Sonata for Tuba and Piano
‘Underland’ (2019)
duration: 21’
GRT • 216
score available from
Australian Music Centre
program note
I. Akiyoshido Limestone Cave, Japan, Paleozoic Age
“hollowed by the work of water over immensities of time”
II. Navigating the Labyrinth, Paris Catacombs, early Middle Ages
“over 600 years of quarrying…the invisible city”
III. Drilling for ice-core samples, Antarctica and Greenland, 1950’s
“Ice has a memory and the colour of this memory is blue”
IV. Detecting dark-matter, Boulby underground salt mine laboratory, UK, 1990’s
“sometimes in darkness you can see more clearly”
V. Svalbard Global Seed Vault, Norway 2008
“for the preservation of biodiversity”
VI. Onkalo nuclear waste burial chamber, Finland 2038
“to keep the future safe from the present”
Why do humans go underground?
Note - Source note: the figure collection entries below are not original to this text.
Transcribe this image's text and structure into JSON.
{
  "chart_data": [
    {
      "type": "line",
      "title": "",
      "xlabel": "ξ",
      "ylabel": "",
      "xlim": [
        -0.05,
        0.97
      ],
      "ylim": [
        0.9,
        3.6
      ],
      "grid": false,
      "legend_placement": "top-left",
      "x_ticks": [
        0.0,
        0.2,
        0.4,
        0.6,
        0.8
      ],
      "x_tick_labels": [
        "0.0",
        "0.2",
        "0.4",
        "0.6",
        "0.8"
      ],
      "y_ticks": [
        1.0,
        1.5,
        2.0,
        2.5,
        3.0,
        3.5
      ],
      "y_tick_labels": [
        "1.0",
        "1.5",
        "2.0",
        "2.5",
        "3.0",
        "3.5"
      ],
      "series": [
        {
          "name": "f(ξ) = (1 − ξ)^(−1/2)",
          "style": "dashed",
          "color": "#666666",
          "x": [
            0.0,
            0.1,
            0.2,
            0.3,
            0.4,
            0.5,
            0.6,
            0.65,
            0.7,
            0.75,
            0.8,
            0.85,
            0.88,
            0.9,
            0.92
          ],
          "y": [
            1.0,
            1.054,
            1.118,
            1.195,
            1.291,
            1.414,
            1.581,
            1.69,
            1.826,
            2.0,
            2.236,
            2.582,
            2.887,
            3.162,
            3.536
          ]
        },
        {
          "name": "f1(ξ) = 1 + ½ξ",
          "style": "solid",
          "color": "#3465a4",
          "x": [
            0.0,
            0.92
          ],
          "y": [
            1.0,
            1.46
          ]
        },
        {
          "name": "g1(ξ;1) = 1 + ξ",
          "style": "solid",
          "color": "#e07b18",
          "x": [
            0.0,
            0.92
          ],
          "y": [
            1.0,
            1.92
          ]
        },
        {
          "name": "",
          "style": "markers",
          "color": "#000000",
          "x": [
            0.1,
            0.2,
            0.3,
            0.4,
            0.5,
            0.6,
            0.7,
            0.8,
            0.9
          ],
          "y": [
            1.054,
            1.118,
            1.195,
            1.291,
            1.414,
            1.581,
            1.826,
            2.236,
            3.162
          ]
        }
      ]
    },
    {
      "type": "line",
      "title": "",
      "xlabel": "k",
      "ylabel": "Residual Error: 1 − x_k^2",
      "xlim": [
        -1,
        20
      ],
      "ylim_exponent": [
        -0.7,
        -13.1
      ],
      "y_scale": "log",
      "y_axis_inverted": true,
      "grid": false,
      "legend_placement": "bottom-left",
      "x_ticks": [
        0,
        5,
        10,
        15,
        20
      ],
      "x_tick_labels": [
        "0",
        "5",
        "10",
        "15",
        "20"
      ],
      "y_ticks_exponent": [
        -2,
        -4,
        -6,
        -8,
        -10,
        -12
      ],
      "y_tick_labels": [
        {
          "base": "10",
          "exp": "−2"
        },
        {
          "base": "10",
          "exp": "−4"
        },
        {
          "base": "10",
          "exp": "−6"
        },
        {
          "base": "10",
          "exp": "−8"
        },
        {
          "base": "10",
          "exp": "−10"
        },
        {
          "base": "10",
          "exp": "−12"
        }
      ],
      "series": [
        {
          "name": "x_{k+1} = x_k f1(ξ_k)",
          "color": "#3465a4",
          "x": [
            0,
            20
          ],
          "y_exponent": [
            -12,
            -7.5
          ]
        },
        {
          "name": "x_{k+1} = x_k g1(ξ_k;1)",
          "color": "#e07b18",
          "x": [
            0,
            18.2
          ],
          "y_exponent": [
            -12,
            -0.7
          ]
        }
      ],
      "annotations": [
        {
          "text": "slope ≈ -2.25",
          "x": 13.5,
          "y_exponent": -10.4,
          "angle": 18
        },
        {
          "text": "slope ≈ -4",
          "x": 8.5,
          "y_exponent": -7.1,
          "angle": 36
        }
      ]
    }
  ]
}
To seek shelter from weather or enemies; to hide or safeguard objects of value; to quarry and mine; to dispose of waste; to bury the dead (with or without possessions); to commune in secrecy or in worship; to explore the unknown (including adventuring); to do scientific research on the planet and the wider Universe. In his 2019 book, Underland, Robert MacFarlane explores these themes: “In the underland we have long placed that which we fear and wish to lose, and that which we love and wish to save”.
This Sonata for Tuba and Piano is the 19th in a series of sonatas written in the new millennium. It was written for Tim Buzbee toward the end of 2019 upon return from a month in Japan where I was in residence at the Akiyoshidai International Art Village, also having visited the nearby Akiyoshido limestone cave.